Sidney Powell: Obama’s fingerprints ‘all over’ Flynn investigation

by WorldTribune Staff, September 27, 2020

After new evidence emerged that authorities investigating Michael Flynn were out to “get Trump,” Flynn attorney Sidney Powell said President Barack Obama’s fingerprints were “all over” the Flynn investigation.

In a Friday night interview on Fox Business Network, Powell was asked about Obama’s role in the Flynn investigation.

Vice President Joe Biden, President Barack Obama and FBI Director James Comey.

Powell said: “His fingerprints are all over it. There’s the reference in the new text messages about how his briefing went on January 5th (2017). So it was a full-fledged briefing. And, of course, we have Susan Rice’s memo on it and James Comey’s memo on it. There’s a lot of information about that, and now we know that there are other people who need to be asked about it as well.”

“What was President Obama and the Obama administration doing here?” host Elizabeth MacDonald asked.

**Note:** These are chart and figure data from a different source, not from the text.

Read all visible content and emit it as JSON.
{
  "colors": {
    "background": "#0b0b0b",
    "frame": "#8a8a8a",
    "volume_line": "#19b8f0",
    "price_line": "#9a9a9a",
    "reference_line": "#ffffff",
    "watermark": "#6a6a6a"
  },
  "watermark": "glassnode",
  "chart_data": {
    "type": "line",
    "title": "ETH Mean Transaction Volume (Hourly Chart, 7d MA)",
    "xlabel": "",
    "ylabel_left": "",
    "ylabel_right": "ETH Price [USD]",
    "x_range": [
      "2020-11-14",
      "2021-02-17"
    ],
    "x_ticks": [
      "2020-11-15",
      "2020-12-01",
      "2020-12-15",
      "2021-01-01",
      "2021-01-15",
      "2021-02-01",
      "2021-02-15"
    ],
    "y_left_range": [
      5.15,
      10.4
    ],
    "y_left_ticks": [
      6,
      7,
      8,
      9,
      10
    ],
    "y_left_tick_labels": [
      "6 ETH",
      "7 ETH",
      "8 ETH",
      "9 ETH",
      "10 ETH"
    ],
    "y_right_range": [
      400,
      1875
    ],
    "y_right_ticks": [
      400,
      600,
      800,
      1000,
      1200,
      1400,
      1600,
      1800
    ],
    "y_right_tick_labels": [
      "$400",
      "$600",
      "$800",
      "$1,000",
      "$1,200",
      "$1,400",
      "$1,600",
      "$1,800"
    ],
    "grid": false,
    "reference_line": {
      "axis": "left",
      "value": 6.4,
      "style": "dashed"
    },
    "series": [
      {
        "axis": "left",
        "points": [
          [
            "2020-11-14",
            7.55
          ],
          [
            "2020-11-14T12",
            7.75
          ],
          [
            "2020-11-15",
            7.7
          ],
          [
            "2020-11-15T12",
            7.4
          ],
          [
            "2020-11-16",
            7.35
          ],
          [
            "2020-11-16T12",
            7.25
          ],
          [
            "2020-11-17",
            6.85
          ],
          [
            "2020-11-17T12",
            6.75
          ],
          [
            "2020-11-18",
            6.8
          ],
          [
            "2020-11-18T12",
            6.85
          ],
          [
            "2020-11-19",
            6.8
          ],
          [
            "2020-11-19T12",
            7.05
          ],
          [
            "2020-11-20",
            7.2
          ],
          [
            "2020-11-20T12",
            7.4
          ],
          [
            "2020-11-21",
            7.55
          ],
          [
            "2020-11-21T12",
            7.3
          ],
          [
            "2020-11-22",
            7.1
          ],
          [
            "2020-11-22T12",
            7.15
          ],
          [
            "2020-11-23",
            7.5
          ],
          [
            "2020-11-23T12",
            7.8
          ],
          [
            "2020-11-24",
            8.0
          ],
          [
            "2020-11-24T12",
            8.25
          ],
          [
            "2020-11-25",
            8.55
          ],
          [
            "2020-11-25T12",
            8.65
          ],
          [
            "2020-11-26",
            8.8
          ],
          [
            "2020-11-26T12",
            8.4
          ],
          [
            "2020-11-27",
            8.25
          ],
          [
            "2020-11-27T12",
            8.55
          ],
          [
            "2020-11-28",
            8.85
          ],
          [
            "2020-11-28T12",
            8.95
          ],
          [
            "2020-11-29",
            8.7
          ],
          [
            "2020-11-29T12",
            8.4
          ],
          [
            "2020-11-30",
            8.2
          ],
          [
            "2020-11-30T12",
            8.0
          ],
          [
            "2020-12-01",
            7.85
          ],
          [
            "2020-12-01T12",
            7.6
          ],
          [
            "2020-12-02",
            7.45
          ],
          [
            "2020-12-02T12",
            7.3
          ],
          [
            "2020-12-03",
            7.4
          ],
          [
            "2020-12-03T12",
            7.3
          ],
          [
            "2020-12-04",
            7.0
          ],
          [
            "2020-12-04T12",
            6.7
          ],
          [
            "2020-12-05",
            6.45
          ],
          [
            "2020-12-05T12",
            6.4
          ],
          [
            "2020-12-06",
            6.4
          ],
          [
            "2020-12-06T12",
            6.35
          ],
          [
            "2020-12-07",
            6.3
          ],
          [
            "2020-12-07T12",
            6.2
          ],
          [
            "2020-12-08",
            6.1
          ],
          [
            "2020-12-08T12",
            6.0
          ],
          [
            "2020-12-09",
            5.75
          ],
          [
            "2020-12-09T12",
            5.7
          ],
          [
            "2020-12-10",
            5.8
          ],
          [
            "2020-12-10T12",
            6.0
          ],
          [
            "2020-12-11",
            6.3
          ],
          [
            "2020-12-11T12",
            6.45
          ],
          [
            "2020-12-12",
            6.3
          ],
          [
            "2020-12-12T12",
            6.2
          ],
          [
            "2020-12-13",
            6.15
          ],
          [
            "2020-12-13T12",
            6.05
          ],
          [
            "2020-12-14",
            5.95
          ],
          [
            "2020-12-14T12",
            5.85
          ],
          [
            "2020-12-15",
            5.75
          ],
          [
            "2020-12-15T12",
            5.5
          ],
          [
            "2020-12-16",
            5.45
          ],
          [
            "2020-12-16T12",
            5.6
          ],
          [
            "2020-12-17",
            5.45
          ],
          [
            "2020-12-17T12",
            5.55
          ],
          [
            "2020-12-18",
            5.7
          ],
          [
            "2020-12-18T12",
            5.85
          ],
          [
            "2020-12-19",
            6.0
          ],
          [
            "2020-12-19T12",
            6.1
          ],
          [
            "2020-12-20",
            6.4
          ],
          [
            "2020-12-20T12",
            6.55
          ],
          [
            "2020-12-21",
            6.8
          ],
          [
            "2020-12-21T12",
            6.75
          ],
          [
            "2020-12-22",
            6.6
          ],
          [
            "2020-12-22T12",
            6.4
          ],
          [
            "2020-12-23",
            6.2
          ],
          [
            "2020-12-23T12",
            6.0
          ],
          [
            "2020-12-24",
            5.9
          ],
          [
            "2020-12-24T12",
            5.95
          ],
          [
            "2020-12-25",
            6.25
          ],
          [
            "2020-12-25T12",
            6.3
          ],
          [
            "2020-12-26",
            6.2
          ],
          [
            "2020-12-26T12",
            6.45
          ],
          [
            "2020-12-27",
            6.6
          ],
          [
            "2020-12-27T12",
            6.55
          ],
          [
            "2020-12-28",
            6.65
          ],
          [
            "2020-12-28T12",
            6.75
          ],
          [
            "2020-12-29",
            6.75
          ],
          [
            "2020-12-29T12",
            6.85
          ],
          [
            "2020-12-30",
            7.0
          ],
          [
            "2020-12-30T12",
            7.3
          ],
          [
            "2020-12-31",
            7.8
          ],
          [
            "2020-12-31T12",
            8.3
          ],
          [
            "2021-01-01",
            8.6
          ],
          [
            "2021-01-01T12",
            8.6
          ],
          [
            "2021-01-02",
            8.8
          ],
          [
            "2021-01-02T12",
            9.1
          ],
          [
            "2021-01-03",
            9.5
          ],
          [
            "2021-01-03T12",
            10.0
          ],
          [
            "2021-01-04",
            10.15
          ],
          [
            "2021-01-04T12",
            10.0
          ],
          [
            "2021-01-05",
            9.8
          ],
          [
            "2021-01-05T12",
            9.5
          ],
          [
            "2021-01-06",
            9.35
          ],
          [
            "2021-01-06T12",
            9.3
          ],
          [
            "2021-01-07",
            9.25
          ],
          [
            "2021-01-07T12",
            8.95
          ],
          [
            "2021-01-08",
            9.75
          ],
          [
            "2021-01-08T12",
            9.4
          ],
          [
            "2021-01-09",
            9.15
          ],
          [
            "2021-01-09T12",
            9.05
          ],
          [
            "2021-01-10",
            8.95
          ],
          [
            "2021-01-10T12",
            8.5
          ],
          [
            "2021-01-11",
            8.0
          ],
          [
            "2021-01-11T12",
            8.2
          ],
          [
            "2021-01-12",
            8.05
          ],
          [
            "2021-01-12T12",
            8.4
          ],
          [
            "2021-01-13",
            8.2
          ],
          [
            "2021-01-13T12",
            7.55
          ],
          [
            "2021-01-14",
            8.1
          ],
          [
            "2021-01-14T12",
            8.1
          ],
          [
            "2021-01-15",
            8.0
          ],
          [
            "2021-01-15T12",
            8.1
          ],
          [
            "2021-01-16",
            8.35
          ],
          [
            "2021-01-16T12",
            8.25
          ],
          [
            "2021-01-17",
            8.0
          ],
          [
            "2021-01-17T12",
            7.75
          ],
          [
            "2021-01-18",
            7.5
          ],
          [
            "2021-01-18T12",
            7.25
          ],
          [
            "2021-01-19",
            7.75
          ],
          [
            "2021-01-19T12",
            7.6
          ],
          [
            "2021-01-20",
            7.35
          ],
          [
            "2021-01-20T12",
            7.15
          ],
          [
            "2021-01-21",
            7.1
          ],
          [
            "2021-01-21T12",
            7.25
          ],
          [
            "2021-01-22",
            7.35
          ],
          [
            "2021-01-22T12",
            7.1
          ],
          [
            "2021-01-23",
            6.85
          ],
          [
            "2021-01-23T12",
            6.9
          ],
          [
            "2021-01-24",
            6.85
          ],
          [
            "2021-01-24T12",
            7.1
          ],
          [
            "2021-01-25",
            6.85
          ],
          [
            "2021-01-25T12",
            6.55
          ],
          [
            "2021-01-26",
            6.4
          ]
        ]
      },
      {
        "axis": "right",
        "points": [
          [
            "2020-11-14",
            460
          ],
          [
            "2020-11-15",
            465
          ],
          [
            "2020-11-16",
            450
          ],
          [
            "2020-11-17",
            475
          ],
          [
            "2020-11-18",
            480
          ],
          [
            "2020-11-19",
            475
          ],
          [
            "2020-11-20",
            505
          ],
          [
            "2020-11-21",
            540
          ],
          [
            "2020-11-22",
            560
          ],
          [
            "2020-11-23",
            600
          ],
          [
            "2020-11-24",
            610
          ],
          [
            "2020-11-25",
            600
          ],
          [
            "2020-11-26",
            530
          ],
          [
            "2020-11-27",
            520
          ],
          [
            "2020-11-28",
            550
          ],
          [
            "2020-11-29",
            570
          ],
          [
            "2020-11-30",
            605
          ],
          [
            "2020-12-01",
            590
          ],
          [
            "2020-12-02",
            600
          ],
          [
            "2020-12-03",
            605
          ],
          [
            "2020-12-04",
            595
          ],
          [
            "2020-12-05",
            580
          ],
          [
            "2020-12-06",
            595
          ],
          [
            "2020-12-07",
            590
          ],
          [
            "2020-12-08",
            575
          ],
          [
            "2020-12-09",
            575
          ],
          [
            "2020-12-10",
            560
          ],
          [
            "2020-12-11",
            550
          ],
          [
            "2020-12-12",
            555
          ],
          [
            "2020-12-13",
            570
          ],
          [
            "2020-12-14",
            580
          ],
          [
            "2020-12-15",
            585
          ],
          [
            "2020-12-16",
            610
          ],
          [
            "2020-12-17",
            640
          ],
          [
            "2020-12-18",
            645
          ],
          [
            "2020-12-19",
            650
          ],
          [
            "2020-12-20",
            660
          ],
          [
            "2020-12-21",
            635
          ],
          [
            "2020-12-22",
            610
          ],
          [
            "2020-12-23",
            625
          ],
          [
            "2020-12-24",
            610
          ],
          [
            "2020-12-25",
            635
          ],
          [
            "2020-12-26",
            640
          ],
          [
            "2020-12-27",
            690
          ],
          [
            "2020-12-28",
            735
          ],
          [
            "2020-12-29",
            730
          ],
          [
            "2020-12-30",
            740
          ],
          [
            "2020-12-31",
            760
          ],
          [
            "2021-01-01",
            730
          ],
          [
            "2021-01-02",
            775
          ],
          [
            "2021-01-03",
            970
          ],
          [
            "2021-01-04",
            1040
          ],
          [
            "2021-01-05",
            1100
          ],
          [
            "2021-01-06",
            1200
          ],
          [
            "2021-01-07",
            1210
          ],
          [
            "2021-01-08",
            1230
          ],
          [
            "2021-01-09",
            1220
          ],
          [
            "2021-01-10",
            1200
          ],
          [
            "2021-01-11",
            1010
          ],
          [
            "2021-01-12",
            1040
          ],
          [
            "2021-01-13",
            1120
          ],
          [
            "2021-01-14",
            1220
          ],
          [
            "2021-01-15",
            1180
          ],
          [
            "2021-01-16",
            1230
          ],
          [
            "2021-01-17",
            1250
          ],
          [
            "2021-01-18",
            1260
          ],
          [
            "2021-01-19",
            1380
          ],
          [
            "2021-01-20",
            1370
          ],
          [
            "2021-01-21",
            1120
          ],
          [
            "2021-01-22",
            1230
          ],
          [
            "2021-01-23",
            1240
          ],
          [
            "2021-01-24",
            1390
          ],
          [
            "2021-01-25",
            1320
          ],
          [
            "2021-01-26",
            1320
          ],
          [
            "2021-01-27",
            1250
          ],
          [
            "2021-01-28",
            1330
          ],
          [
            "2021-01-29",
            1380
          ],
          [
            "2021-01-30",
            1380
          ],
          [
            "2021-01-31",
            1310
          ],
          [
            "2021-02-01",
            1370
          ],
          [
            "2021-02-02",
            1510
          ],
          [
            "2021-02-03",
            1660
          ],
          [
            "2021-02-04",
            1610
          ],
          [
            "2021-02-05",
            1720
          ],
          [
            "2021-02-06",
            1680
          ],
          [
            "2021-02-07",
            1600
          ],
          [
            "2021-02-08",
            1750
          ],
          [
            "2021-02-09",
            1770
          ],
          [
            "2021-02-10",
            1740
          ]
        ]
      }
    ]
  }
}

“They were exerting significant pressure on Comey and McCabe to keep the investigation going,” Powell said. “Apparently, particularly with Comey’s meetings with Biden and Obama, and Susan Rice, and Sally Yates and January 5th, and apparently for a few days before, either by phone or some kind of other meeting that, I think, is reflected in [Peter] Strzok’s notes that were given to us a few weeks ago indicating Obama said he wanted the right people put on it and the investigation to continue. And Biden mentioned the Logan Act. I think there was a meeting before the 5th, or at least a conversation before the 5th, that included that information.”

An FBI agent who participated in the investigation told the Department of Justice that the initial prosecution of Flynn seemed to be based on a desire to “get Trump,” according to a document filed by the DOJ on Friday.

The DOJ filed as part of the ongoing Flynn case the FBI 302, or interview summary, of a Sept. 17 interview of agent William Barnett conducted by Assistant U.S. Attorney for the Eastern District of Missouri Jeffrey Jensen. Attorney General William Barr had asked Jensen to go over the case against Flynn, and Jensen has since joined U.S. Attorney John Durham in a probe of the origins of the Trump-Russia hoax.

Barnett told Jensen he thought the case against Flynn, who was investigated over alleged ties to Russian operatives, was “opaque” and operated “with little detail concerning specific evidence of criminal events.”

Barnett further stated that he was “still unsure of the basis of the investigation concerning Russia and the Trump campaign working together, without a specific criminal allegation,” after working for six weeks on the Flynn investigation.

“Trump was right,” an FBI employee declared shortly after the then-president-elect suggested that officials delayed a White House transition briefing on Russian meddling in the 2016 election because they needed time “to build a case.”

The admission is contained in a text message exchange that took place on Jan. 5, 2017, and was among several that lawyers for Flynn said were turned over to them late Thursday night.

During the conversation on the FBI’s “Lync” messaging system, unidentified employees discussed a briefing that day of Obama, according to the Friday court filing.

“What’s the word on how O’s briefing went,” one FBI worker asked.

“Dont know but people here are scrambling for info to support certain things and its a mad house,” another wrote.

The next message was the one-word response, “jesus,” followed by an apparent reference to a Trump tweet from two days earlier.

“trump was right. still not put together….why do we do this to ourselves. what is wrong with these people,” an FBI employee wrote.

In his Jan. 3, 2017, tweet, then-President elect Donald Trump wrote: “The ‘Intelligence’ briefing on so-called ‘Russian hacking’ was delayed until Friday, perhaps more time needed to build a case. Very strange!”

Although the Justice Department in May agreed to drop its prosecution of Flynn — citing “newly discovered and disclosed information” obtained by the defense — presiding Judge Emmett Sullivan declined to dismiss the case.

Sullivan has scheduled oral arguments on the matter for Tuesday morning, hours before the first debate between Trump and Democrat candidate Joe Biden.

In an interview on Fox Business Network last month, Powell told MacDonald that she has “a lot of questions for” former Deputy Attorney General Sally Yates.

“Are you going to take this to the Supreme Court?” Macdonald asked.

“If we have to,” Powell answered. “I’m hoping Judge Sullivan gets it right and salvages what is left of his reputation because he was the hero in my book ‘License to Lie,’ only to be a major disappointment.”

“The ones who were trying to make up a crime against him certainly should be prosecuted for obstruction of justice,” Powell said. “The abuse of power that went into the extended investigation and the harassment of him and his son proposed violations of Section 242, I think, abuse of power involving his civil rights, and those are at least misdemeanor offenses that should be prosecuted, especially in this circumstance.”

“Lawyers should, at minimum, should lose their law licenses, and those who knew exactly what they were doing and working so hard to do it here should be prosecuted for their conspiracies and falsification of documents and everything else,” Powell added.